Show HN: TimelinesAI – stay on top of business communication in your company - KeraTerra
https://timelines.ai/
======
KeraTerra
Hi HN!

Hi HN! I am the founder of TimelinesAI
([https://timelines.ai/](https://timelines.ai/)). It helps you to stay on top
of business communication in your company.

As a CEO and business owner, I spend a lot of time every day to stay updated
about the status of communication with my clients. The thing is, the more your
company grows with managers and clients, the more time and effort it takes to
stay in the loop. Being cc’d to everything creates too much noise, and if your
clients use Whatsapp or other messengers it’s almost impossible to stay in
control.

Timelines enables you to easily review, organize and share most important
messages from email, Whatsapp and other channels with the links. Here’s a
90-second video that explains how it works:
[https://youtu.be/OUMV74FKIt8](https://youtu.be/OUMV74FKIt8).
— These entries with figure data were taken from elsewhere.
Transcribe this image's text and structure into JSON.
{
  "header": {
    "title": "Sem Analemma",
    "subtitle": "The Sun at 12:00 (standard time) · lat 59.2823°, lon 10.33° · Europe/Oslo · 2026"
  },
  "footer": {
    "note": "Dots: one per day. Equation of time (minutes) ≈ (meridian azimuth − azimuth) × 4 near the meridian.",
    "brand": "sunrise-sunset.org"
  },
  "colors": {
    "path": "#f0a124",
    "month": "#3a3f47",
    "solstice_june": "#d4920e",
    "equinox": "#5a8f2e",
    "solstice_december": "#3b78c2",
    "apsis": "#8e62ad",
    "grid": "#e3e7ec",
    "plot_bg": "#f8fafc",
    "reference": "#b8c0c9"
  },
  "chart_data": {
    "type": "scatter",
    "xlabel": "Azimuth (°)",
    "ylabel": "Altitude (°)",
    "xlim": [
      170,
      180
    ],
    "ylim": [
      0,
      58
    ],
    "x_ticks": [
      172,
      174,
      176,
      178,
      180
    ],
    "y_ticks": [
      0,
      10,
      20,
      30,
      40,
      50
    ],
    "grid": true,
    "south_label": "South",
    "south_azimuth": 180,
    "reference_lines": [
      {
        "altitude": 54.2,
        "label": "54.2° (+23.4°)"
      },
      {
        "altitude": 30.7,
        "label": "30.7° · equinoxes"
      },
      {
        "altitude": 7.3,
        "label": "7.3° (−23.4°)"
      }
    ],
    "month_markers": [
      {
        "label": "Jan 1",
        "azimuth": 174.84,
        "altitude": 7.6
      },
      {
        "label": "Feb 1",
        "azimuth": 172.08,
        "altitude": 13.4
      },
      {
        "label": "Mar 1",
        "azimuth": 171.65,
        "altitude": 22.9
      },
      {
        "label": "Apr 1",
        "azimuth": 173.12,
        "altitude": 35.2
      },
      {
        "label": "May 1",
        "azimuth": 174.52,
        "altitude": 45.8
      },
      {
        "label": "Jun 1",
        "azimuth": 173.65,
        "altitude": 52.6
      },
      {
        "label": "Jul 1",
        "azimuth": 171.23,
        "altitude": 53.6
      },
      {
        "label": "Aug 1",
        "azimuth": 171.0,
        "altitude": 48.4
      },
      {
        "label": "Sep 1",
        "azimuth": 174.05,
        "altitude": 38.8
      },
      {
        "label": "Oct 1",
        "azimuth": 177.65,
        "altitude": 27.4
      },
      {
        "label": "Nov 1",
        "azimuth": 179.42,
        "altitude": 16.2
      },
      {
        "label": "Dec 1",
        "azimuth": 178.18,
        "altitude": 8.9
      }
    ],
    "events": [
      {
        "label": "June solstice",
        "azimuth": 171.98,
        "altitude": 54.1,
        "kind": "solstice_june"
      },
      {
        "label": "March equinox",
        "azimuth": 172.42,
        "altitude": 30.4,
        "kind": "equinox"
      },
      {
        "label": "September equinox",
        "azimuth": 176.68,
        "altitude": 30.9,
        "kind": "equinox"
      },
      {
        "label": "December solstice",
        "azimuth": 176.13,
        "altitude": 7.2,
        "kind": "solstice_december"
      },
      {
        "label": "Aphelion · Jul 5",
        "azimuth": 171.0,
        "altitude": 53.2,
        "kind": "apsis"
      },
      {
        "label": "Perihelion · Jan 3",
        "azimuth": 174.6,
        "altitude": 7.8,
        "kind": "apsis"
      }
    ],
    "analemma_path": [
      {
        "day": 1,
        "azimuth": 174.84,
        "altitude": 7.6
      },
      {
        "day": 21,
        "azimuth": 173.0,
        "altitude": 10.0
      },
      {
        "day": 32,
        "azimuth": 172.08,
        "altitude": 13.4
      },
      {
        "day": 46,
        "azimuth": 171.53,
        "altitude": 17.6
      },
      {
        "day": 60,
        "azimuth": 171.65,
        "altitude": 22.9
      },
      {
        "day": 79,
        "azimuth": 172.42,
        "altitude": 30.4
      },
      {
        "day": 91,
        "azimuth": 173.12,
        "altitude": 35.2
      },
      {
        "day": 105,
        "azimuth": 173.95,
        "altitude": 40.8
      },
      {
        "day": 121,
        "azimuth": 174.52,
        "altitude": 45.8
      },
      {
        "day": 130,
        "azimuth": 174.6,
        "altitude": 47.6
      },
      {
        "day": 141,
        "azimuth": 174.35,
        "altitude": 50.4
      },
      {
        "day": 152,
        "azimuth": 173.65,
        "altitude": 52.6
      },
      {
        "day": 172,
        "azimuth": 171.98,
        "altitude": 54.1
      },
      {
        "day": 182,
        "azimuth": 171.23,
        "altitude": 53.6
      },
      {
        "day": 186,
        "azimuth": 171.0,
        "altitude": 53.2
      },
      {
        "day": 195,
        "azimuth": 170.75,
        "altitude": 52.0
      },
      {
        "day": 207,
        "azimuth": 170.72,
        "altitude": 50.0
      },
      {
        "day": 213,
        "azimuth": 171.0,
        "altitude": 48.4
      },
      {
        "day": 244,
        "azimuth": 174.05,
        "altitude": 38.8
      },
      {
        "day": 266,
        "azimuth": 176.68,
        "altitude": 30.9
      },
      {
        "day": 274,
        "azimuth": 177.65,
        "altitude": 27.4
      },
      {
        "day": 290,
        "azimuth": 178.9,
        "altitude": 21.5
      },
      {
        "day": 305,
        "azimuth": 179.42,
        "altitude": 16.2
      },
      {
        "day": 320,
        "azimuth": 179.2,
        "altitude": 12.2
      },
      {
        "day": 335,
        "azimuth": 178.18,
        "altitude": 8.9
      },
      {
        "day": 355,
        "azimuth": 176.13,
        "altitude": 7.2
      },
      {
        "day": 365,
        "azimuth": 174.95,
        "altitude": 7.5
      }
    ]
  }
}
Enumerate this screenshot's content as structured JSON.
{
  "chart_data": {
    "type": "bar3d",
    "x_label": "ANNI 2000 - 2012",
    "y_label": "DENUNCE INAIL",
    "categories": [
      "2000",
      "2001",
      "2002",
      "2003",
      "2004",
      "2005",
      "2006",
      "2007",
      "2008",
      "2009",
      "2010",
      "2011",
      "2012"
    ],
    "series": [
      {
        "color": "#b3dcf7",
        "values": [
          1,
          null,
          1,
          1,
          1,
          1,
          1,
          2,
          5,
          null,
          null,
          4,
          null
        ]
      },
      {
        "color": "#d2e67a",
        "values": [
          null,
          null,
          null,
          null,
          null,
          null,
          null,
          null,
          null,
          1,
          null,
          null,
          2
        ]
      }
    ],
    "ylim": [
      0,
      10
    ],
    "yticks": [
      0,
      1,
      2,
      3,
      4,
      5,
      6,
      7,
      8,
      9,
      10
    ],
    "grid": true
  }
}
We used this app internally for almost a year and it helped us to increase
awareness, collaborate on work with our clients better and retain more clients
as a result. I would love to learn if it brings you the same benefits as well!

We're going to expand the functionality, so I would be glad to learn, what
else should we add to the app or what other tools you use for business
communication in your team?